Some considerations that might help you decide:
In a typical pier application, deflection is independent of weight. Deflection is the same whether the load is 30# or 300#.
High performance piers are necessarily heavy. No economical way around that. But, there are ways to safely handle a heavy pier without equipment - even with only one person. You only have to move one end at a time.
Clay + water = movement. It's nice to get below the most active surface soils but it's no crisis. It just means you may be touching up PA every now and then.
Multi-section piers can be fine if you use enough bolts in the connection so that the pieces can be considered bonded and therefore a single unit after assembly. The down side is cost. Each section cost about the same as a whole pier due to fabrication of additional plates.

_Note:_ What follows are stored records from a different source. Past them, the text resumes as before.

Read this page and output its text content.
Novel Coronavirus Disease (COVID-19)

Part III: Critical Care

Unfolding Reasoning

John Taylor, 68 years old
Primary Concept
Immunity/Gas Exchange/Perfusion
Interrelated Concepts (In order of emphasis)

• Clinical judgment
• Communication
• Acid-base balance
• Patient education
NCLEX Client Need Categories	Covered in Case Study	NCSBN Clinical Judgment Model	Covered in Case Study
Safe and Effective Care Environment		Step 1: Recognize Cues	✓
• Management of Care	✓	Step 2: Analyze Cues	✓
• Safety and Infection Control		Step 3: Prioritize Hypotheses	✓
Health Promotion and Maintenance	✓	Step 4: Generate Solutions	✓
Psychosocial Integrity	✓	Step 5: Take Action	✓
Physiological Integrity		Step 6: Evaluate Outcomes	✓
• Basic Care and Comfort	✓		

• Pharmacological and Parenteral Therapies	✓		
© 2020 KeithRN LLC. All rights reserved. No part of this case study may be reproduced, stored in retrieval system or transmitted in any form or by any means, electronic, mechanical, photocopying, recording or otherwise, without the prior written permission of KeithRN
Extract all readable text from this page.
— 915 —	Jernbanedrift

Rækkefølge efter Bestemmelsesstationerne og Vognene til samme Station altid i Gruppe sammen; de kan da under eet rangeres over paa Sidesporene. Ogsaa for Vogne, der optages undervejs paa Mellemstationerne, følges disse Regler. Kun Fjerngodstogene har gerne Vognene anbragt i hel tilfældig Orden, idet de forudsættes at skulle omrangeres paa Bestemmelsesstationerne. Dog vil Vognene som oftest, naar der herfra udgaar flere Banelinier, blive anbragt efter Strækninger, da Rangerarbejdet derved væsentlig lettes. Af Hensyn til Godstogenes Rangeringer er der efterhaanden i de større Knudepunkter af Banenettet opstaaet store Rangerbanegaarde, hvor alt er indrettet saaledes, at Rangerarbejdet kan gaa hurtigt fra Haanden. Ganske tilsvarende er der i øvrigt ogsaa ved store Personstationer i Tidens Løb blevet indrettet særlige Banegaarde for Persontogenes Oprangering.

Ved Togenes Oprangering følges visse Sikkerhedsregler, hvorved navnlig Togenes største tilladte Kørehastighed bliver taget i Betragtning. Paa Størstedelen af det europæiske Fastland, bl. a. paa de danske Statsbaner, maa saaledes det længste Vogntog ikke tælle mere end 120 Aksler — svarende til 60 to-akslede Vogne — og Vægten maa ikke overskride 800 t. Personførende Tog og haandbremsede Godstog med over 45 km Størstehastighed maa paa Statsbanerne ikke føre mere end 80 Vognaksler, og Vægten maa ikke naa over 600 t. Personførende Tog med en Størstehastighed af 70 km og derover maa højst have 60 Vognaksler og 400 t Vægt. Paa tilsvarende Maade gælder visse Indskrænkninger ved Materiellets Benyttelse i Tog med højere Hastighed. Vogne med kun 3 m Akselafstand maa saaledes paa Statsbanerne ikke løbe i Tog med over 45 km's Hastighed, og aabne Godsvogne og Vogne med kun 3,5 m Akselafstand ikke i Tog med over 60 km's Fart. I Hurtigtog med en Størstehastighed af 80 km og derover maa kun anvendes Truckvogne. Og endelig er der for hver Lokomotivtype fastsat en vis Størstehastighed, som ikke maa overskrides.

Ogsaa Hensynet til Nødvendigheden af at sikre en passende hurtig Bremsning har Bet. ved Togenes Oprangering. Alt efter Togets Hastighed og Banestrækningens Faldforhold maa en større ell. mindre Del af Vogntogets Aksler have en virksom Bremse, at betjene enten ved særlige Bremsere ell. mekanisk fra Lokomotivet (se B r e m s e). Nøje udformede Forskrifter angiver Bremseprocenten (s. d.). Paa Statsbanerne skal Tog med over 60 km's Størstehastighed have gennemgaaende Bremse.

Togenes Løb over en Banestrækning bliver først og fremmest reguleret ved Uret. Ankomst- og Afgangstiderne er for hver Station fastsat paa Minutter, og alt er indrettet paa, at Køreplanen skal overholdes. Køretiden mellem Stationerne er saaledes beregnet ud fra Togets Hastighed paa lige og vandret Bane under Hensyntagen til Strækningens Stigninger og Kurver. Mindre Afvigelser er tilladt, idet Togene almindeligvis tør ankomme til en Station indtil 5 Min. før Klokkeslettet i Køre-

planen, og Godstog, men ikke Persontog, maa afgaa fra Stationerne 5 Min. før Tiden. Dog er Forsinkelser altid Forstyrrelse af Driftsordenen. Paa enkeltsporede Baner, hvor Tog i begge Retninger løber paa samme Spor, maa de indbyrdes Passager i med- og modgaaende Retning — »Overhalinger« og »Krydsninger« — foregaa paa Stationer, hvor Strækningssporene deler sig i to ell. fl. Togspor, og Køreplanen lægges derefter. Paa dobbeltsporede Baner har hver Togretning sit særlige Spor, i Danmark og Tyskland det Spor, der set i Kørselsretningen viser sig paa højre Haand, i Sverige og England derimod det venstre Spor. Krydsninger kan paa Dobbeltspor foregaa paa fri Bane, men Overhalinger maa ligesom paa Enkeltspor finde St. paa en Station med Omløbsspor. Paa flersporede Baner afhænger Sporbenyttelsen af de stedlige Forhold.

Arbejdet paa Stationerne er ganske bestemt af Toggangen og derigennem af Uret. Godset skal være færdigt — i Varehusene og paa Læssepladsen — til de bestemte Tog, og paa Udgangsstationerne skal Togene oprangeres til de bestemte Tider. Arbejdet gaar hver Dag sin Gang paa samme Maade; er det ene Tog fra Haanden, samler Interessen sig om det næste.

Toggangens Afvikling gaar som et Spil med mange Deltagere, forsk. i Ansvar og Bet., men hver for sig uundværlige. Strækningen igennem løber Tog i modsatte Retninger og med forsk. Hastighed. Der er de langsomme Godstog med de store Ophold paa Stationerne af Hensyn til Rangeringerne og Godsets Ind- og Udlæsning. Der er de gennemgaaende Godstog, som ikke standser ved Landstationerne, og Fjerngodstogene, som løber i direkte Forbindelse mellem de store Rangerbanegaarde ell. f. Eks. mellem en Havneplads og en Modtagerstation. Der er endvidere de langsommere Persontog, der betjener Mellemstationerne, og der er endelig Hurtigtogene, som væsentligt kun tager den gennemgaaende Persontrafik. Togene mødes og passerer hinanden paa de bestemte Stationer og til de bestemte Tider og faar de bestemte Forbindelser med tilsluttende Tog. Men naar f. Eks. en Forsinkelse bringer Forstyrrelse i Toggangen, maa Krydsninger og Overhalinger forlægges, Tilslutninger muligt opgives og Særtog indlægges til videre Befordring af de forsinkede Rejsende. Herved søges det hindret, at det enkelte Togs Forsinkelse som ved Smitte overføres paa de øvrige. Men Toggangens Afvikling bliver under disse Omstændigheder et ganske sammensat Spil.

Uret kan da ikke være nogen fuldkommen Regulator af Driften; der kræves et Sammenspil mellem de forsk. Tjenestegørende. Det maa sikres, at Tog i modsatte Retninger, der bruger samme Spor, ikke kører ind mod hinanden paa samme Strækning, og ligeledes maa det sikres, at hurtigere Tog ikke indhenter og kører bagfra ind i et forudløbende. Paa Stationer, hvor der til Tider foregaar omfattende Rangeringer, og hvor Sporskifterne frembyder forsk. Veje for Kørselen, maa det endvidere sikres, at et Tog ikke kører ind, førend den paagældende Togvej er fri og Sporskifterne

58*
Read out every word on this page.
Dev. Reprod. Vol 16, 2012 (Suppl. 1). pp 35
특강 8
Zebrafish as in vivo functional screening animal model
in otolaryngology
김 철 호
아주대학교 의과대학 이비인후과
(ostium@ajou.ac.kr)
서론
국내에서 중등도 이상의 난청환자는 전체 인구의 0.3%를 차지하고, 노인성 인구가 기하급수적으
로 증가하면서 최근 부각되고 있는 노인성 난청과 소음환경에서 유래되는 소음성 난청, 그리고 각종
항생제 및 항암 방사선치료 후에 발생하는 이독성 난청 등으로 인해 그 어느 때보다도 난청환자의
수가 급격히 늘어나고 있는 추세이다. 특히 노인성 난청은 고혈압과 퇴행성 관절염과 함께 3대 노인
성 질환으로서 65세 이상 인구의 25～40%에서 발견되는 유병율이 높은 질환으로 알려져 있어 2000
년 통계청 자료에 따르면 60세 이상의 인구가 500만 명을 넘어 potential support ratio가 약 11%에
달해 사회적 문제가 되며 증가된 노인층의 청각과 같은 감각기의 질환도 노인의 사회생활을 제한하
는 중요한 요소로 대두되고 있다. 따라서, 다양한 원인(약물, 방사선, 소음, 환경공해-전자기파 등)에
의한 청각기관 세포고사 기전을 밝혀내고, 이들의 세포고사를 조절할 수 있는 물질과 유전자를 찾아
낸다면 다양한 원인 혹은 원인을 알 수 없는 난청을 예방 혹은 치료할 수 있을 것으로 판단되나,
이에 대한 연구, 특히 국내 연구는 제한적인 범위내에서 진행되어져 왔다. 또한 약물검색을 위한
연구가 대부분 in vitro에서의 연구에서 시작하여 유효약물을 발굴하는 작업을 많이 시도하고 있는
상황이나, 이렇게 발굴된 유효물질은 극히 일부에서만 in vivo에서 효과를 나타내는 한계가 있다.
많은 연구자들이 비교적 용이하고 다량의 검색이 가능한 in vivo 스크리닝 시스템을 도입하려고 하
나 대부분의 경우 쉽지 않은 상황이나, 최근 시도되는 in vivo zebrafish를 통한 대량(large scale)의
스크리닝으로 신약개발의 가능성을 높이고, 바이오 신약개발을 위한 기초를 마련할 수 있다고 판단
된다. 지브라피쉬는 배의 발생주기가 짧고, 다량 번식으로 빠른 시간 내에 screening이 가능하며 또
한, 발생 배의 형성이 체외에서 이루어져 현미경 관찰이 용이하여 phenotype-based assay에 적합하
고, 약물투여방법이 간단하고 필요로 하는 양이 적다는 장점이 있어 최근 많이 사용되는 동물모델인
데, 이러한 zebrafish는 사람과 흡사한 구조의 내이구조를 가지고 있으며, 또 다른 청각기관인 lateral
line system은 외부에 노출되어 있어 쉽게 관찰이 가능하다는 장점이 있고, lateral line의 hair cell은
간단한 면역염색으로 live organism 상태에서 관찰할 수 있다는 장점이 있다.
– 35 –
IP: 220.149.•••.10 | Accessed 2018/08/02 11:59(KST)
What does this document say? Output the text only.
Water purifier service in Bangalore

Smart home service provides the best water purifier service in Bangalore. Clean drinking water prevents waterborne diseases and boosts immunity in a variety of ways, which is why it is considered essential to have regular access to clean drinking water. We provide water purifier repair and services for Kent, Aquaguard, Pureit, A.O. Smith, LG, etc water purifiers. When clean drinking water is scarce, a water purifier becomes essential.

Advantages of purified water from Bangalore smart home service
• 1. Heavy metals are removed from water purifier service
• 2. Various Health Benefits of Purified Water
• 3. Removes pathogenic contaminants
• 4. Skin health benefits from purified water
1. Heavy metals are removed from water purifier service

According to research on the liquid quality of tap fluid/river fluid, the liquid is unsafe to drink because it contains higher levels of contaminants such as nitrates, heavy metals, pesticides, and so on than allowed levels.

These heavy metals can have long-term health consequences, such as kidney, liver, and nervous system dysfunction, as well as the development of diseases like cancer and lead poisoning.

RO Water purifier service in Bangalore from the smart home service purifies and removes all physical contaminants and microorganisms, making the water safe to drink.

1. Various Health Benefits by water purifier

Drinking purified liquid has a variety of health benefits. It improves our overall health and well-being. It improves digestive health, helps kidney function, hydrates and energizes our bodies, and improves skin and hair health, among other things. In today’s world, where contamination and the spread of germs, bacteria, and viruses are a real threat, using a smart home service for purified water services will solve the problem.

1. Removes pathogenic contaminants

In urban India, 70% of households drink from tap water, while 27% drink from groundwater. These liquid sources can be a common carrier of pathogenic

Multi-piece piers can be fine but there is little weight savings for the same performance and the cost is very much higher. Connection design is different, as well as some other things, but it can certainly be done.
The ATS tripod has a small foot radius so instead of 3 independent footings, you could enlarge the pier cap a bit and catch all 3 legs on one foundation.
Tripods are an excellent structural shape but we introduce problems when we make them portable. Stiffness is sacrificed for lighter weight (aluminum is 3x more flexible than steel) and in all the hinges and connections for folding can be sources of arcsec deflection.
Another option is to use the tripod since you already have it and see if it meets your needs. Tighten all the joints or put them in a bind so that it is no longer collapsible to try to take out any wiggle. If that works for you, you can attach the legs to the foundation with some clip angles.
No need to be concerned about resonance. Everything vibrates. Even the back of your eye has a resonant frequency. A telescope pier has not one but several modal frequencies. Fundamental frequency corresponding to first modal shape is called natural frequency of the system. Increasing stiffness increases the natural frequency. Increasing the mass decreases the natural frequency. An increase in the damping diminishes the peak response but broadens the response range. What does this mean to a properly designed telescope pier? Absolutely Nothing! Since the magnitude of the vibration is less than the deflection, less than the camera can detect, it doesn’t matter if it’s vibrating at 40 Hz, 400 Hz, or 4,000 Hz.